In all radical SAM proteins characterized to date, SAM binds directly to the iron-sulfur cluster, which helps to fragment the molecule to produce the free radical. However, the researchers found that the site where SAM would typically bind is blocked in TsrM.

"This is completely different from any other radical SAM protein," said Booker. "Instead, the portion of SAM that binds to the cluster associates with the tryptophan substrate and plays a key role in the reaction, in what is called substrate-assisted catalysis."

The researchers present their results in an article appearing Jan. 18 in the journal Nature Chemistry.

In solving the structure, the researchers were able to infer the chemical steps during the first part of thiostrepton's biosynthesis, when tryptophan is methylated.
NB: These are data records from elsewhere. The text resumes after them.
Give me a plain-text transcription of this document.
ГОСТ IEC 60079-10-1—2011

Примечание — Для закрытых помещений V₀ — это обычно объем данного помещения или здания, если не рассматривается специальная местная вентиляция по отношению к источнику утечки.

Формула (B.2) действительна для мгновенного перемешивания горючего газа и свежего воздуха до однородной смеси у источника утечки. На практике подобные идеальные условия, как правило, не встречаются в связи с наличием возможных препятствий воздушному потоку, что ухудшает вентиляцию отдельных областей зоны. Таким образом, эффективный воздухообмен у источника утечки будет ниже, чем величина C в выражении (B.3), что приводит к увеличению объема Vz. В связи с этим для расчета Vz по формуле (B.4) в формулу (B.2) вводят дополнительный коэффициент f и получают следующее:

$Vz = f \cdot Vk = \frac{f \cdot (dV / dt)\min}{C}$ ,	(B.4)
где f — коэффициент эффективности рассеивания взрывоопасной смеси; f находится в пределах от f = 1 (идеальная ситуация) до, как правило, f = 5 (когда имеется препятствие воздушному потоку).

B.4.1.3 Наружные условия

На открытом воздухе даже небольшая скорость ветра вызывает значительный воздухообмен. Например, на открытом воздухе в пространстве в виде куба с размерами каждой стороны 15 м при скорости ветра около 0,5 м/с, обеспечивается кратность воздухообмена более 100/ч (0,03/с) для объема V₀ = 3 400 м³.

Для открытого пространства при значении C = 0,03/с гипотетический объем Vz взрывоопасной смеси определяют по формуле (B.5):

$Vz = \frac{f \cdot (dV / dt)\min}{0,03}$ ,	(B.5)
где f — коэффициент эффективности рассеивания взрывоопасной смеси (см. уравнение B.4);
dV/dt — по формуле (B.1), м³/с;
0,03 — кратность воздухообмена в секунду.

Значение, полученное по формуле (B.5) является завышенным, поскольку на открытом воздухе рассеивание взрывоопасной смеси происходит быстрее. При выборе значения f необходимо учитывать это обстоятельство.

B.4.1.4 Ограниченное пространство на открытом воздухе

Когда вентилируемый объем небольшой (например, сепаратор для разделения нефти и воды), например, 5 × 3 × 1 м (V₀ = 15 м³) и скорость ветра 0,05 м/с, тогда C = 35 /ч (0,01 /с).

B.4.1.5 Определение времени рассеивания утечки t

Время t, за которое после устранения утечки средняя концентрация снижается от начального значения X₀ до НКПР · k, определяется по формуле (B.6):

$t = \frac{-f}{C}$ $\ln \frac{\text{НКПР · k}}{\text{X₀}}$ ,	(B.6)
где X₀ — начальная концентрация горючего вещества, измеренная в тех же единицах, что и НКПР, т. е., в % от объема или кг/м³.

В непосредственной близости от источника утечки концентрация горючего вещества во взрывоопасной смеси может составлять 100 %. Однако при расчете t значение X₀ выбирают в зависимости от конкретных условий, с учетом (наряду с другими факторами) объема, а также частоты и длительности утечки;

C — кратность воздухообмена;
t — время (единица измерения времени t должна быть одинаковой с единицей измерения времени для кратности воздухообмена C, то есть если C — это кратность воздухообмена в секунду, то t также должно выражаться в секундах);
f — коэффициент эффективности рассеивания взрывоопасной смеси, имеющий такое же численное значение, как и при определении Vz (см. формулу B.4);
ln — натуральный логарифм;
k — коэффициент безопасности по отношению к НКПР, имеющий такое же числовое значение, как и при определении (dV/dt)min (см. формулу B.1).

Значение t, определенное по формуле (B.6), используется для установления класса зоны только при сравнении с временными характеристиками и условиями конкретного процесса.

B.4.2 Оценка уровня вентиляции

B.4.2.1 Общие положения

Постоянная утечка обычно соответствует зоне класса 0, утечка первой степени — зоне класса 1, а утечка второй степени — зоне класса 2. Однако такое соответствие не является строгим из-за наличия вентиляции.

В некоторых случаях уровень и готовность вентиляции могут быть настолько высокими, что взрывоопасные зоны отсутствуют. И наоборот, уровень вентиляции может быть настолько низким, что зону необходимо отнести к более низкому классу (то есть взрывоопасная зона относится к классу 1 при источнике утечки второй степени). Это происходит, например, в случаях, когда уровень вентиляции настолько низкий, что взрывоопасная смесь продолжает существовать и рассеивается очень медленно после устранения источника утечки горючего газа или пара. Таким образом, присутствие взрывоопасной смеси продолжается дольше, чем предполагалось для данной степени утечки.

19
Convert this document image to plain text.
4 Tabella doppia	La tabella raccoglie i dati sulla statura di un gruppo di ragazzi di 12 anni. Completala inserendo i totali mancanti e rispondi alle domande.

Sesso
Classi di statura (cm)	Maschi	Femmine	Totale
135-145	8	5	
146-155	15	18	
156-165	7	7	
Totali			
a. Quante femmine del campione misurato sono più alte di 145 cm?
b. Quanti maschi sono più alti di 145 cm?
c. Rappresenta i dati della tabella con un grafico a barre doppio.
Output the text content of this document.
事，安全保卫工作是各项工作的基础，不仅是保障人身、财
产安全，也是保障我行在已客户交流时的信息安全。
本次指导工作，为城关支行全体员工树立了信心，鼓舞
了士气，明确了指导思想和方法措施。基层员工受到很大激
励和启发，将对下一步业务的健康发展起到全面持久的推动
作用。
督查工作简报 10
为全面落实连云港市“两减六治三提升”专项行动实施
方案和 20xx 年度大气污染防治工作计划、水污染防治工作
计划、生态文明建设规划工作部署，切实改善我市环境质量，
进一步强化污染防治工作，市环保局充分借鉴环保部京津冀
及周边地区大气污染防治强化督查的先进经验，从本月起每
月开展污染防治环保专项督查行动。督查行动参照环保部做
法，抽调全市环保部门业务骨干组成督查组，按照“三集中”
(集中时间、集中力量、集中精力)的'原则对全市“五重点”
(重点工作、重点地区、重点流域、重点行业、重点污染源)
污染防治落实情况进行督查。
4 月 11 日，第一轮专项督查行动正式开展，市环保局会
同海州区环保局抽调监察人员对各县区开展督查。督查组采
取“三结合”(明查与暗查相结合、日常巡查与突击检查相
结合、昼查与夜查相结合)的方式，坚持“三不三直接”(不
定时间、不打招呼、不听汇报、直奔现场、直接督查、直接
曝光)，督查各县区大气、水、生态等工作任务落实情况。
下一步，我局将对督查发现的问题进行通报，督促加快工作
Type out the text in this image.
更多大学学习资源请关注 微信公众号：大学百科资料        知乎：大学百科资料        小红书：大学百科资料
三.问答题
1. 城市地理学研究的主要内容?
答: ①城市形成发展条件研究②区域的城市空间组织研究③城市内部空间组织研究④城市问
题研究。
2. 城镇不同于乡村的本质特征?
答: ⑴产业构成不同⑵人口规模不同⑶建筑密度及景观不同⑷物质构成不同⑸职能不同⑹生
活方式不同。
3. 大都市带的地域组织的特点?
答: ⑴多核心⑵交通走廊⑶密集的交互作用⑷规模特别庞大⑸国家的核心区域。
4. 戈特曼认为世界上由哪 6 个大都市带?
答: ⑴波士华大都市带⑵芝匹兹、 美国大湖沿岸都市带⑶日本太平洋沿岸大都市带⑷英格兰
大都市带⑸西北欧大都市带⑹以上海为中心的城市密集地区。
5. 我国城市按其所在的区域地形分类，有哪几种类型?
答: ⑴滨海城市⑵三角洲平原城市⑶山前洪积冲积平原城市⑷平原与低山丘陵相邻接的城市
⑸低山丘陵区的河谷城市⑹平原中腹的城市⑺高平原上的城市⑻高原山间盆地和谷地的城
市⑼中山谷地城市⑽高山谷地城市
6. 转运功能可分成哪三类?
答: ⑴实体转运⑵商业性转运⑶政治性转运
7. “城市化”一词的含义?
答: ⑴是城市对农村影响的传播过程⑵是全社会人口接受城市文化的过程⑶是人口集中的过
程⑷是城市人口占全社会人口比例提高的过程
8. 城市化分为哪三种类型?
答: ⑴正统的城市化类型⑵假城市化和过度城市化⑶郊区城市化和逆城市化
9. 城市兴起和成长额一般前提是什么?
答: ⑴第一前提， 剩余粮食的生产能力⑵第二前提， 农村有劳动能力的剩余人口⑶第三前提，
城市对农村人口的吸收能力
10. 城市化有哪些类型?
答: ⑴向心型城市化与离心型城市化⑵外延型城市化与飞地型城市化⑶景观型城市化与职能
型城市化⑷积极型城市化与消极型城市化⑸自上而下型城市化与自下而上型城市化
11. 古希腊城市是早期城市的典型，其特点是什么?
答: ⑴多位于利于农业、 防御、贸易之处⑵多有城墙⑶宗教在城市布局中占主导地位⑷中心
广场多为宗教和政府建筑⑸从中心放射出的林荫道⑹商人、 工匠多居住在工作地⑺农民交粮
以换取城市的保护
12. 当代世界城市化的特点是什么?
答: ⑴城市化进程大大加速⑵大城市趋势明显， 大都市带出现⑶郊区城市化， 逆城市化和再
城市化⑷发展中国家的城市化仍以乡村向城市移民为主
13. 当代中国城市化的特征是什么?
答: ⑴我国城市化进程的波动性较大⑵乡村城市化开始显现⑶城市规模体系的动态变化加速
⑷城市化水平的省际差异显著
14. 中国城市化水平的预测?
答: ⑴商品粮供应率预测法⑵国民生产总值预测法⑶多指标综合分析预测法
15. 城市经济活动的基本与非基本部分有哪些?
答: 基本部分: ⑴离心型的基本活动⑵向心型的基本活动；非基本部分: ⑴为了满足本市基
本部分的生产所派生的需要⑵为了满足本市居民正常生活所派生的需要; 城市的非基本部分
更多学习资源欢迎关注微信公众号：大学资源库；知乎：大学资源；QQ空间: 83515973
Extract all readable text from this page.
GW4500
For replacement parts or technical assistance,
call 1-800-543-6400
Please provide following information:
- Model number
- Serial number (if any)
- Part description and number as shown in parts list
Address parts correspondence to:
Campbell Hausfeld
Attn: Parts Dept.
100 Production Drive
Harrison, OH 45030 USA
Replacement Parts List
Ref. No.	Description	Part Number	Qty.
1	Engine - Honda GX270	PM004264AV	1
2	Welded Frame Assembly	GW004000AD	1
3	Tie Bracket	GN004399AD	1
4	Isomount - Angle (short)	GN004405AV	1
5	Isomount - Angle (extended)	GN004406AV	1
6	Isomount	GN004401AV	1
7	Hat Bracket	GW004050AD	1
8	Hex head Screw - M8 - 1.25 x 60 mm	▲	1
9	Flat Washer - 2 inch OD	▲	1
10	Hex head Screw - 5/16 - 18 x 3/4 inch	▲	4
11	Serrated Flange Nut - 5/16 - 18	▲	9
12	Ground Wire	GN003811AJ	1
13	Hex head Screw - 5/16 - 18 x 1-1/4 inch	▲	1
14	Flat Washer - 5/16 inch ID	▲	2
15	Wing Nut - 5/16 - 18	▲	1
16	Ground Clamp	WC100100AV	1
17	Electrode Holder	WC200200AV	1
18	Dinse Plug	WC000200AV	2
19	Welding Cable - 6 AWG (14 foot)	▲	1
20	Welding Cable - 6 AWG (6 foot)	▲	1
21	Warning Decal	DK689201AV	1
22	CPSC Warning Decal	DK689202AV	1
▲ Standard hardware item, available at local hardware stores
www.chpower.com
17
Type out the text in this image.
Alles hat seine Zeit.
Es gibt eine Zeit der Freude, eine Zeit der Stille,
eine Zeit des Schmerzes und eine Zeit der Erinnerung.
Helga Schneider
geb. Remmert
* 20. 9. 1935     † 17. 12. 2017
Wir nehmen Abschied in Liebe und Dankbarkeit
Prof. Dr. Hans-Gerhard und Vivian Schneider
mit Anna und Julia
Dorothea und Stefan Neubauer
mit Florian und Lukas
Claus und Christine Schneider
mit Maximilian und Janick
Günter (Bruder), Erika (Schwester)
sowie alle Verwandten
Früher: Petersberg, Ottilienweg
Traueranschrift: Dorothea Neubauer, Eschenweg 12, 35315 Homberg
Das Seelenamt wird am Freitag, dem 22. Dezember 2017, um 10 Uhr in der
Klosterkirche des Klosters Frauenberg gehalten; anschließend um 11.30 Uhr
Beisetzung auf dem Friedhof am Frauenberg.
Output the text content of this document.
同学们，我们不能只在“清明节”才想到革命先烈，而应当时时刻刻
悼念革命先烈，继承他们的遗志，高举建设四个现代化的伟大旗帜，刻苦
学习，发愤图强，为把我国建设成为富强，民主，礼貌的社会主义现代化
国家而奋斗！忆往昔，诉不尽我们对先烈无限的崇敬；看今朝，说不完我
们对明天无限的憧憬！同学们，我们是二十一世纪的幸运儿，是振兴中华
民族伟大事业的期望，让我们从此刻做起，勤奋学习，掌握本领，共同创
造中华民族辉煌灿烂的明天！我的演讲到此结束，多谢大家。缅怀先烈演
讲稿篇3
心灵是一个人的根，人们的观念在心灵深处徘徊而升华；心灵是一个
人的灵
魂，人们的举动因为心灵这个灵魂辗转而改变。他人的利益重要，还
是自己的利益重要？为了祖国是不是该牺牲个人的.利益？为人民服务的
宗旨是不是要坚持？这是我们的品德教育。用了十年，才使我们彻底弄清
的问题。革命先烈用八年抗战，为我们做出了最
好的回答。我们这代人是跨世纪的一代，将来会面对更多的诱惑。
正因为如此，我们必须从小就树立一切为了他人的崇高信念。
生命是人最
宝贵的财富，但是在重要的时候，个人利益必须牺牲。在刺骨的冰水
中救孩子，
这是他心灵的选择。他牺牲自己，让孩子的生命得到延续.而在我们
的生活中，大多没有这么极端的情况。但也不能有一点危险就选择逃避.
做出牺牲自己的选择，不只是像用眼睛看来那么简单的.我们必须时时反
In short, the methyl group from SAM transfers to a part of TsrM called cobalamin. Then, with the help of an additional SAM molecule, the methyl group transfers to tryptophan, regenerating free cobalamin and producing the methylated substrate, which is required for the next steps in synthesizing the antibiotic.

"Cobalamin is the strongest nucleophile in nature, which means it is highly reactive," said Knox. "But the substrate tryptophan is weakly nucleophilic, so a big question is how cobalamin could ever be displaced. We found that an arginine residue sits under the cobalamin and destabilizes the methyl-cobalamin, allowing tryptophan to displace cobalamin and become methylated."

Next the researchers plan to study other cobalamin-dependent radical SAM proteins to see if they operate in similar ways. Ultimately, they hope to find or create analogs of thiostrepton that can be used in human medicine.

"TsrM is clearly unique in terms of known cobalamin-dependent radical SAM proteins and radical SAM proteins in general," said Booker. "But there are hundreds of thousands of unique sequences of radical SAM enzymes, and we still don't know what most of them do. As we continue to study these proteins, we may be in store for many more surprises."